📄 init.f90
字号:
! {{{ comments
! PROGRAM CG2SIMD
! ----------------
! Author: John Merlin
! Department of Electronics and Computer Science,
! University of Southampton, Souhthampton S09 5NH, UK.
! tel: (+44) 703 593368
!
! Email: jhm@ecs.soton.ac.uk
!
!
! VERSION
! -------
! HPF Version (September 1995)
! Modified by John Merlin
! Changes from F77 version 0.1 :
! -- Removed sequence associations
! -- Converted to F90 array syntax
! -- Put declarations in INCLUDE files.
! -- Inserted HPF data mapping directives.
!
! Version : 0.1 (14 March 1989)
! Changes from the original version (0.0) :
!
! (i) Replace calls to real function RAN (the random number generator that
! is implicitly defined in VAX Fortran) with calls to a user-defined
! function RAND.
!
! (ii) Include definition of REAL FUNCTION RAND.
!
! (iii) Replace all instances of common block /switches/ by a PARAMETER
! statement (that defines the values of the names in /switches/ ).
! Remove the initialisation of /switches/ from BLOCK DATA.
!
! (iv) In subroutine 'output', replace:
!
! PRINT '(X, F10.3, 3X, F10.3, 3X, F11.3, 3X,
! * I5, 3X, F13.6, 4X, F13.6)',
! * KE, PE, (KE + PE),
! by :
! PRINT '(A, F10.3, 3X, F10.3, 3X, F11.3, 3X,
! * I5, 3X, F13.6, 4X, F13.6)',
! * ' ', KE, PE, (KE + PE),
!
!
!
! 1. INTRODUCTION
! ---------------
! This program provides a benchmark, for a single vector processor,
! of Conjugate Gradient iteration as applied to SU(2) lattice gauge theory
! with dynamical Kogut-Susskind fermions.
!
! Conjugate Gradient (CG) iteration is used to solve a large, sparse
! linear system of equations, and forms the core of several important
! algorithms for lattice gauge theory with fermions, eg, the hybrid and
! hybrid Monte-Carlo algorithms.
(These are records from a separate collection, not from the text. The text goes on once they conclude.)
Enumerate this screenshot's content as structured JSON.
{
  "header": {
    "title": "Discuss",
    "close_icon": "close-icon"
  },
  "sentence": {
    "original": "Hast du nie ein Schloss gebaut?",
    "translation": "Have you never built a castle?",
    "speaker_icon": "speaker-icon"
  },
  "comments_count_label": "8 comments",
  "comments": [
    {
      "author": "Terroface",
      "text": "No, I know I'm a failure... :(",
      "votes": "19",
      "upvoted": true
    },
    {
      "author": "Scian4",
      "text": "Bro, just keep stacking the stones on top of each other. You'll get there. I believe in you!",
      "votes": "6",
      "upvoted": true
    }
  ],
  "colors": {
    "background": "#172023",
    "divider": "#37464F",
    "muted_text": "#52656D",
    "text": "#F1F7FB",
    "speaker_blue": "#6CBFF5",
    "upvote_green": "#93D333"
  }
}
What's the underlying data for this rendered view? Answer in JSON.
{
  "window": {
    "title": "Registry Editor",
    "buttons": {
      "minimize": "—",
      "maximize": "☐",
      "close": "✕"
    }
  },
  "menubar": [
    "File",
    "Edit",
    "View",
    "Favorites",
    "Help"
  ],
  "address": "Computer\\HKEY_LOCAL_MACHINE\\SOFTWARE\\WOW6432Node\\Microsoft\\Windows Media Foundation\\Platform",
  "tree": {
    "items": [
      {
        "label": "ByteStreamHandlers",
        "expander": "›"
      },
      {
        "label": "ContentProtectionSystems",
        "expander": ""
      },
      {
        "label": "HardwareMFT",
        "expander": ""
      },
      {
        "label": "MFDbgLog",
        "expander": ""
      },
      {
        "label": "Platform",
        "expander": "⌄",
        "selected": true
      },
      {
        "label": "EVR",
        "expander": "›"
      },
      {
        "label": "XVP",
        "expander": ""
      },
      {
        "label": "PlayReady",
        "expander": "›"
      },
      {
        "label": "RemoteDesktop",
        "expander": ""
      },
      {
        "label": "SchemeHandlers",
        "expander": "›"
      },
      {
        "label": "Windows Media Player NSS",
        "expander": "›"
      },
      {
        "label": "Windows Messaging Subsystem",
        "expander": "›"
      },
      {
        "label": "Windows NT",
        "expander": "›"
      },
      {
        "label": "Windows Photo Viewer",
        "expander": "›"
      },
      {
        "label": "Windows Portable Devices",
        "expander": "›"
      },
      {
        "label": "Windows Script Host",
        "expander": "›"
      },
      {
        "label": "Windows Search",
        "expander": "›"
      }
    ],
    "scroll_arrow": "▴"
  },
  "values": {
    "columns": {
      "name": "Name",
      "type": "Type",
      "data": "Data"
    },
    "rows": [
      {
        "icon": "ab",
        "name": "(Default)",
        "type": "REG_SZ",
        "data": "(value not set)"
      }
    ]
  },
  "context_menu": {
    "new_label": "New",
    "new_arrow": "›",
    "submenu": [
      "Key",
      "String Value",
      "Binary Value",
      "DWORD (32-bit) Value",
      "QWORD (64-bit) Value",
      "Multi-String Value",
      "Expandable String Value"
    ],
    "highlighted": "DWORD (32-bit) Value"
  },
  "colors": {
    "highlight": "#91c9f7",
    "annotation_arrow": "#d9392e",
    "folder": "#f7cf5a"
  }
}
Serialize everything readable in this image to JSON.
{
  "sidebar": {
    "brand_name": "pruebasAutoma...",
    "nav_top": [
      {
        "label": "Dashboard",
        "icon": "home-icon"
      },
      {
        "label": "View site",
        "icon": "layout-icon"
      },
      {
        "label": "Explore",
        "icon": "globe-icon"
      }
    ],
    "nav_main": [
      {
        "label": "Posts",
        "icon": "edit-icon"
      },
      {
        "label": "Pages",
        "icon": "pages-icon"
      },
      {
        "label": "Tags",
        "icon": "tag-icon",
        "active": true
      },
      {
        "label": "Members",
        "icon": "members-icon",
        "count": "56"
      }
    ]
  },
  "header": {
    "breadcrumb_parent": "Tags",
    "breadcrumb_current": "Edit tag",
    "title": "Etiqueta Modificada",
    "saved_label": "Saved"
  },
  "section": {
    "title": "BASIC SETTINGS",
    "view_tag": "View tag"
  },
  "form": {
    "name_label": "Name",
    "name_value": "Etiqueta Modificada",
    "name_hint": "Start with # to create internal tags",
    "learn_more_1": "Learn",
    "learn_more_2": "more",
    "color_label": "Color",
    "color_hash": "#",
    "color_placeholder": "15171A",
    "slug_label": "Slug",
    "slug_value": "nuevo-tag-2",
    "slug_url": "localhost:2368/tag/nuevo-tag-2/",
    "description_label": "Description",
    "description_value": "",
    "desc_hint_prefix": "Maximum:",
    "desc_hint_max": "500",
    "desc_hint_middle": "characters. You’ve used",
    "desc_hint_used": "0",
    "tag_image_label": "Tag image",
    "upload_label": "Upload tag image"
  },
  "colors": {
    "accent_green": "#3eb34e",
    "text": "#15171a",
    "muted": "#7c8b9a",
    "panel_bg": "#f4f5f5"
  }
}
Other parts of the full calculation are
! omitted, eg, updating the SU(2) gauge field and making measurements;
! however, the CG iteration part typically accounts for around 80% of the
! CPU time of the full calculation. No pre-conditioning is used, as the
! optimal form of pre-conditioner is the subject of current research and
! seems to be parameter and machine dependent; indeed, it is debatable
! whether pre-conditioning is worthwhile for KS fermions.
!
! Kogut-Susskind fermions are one of two formulations of fermions
! that are commonly used in lattice gauge theory. The other type, Wilson
! fermions, involve more than an order of magnitude more calculation and,
! when distributed on a multi-processor machine, have a calculation /
! communications ratio that is several times larger. The KS fermions
! used here are therefore relatively more demanding on the communications
! architecture.
!
! Four benchmark programs are provided:
!
!
! cg2simd -- SU(2) lattice gauge theory } single processor,
! cg3simd -- SU(3) " " " } vectorisable version
!
! cg2mimd -- SU(2) " " " } multi-processor,
! cg3mimd -- SU(3) " " " } vectorisable version
!
!
! The following sections apply generally to both the SU(2) and SU(3)
! versions.
!
!
!
! 2. BRIEF DESCRIPTION OF PROGRAM
! --------------------------------
! In lattice gauge theory, space and time are represented by a
! 4-dimensional lattice of discrete points. The lattice has dimensions
! nt * nx **3, where 'nt' = the number of points in the time dimension
! and 'nx' = the number of points in each space dimension.
!
! The lattice has 'fermion fields' defined at its sites and 'gauge
! fields' on its links. With Kogut-Susskind fermions the fields are:
!
! 'psi' and 'psidot'
!
! -- the 'fermion' fields. They exist only at EVEN sites (i.e. at
! sites (t,x,y,z) such that t+x+y+z is even). The fields at each
! site form a complex vector, with 2 components for SU(2) and 3 for
! SU(3). They are stored as follows:
!
! REAL psi (nt/2, nx, ny, nz, ncolor, ncomplex)
!
! and likewise for 'psidot', where:
!
! nx = ny = nz -- since the lattice is cubic in the space dimensions,
! ncolor = 2 for SU(2), 3 for SU(3)
! ncomplex = 2 -- this denotes the complex index (1 = real part,
! 2 = imaginary part)
!
! The site indices come first, and thus vary most rapidly, while the
! complex index is last. This ordering facilitates vectorisation.
!
! 'gauge'
!
! -- the 'gauge' fields. For SU(n) gauge theory they are 'SU(n) matrices'
! (i.e. complex n * n unitary matrices with determinant 1). There is
! one matrix per link.
!
! For SU(2)
! ---------
! Each SU(2) matrix is parameterised by 4 REAL numbers, a(i), i = 1,4,
! subject to the constraint a.a = 1. They are stored as follows:
!
! REAL gauge (nt/2, nx, ny, nz, ngauge, ndir, 0:1)
!
! Again, the sites indices (t,x,y,z) are first. These refer to the
! site at the start of the link on which the matrix is defined.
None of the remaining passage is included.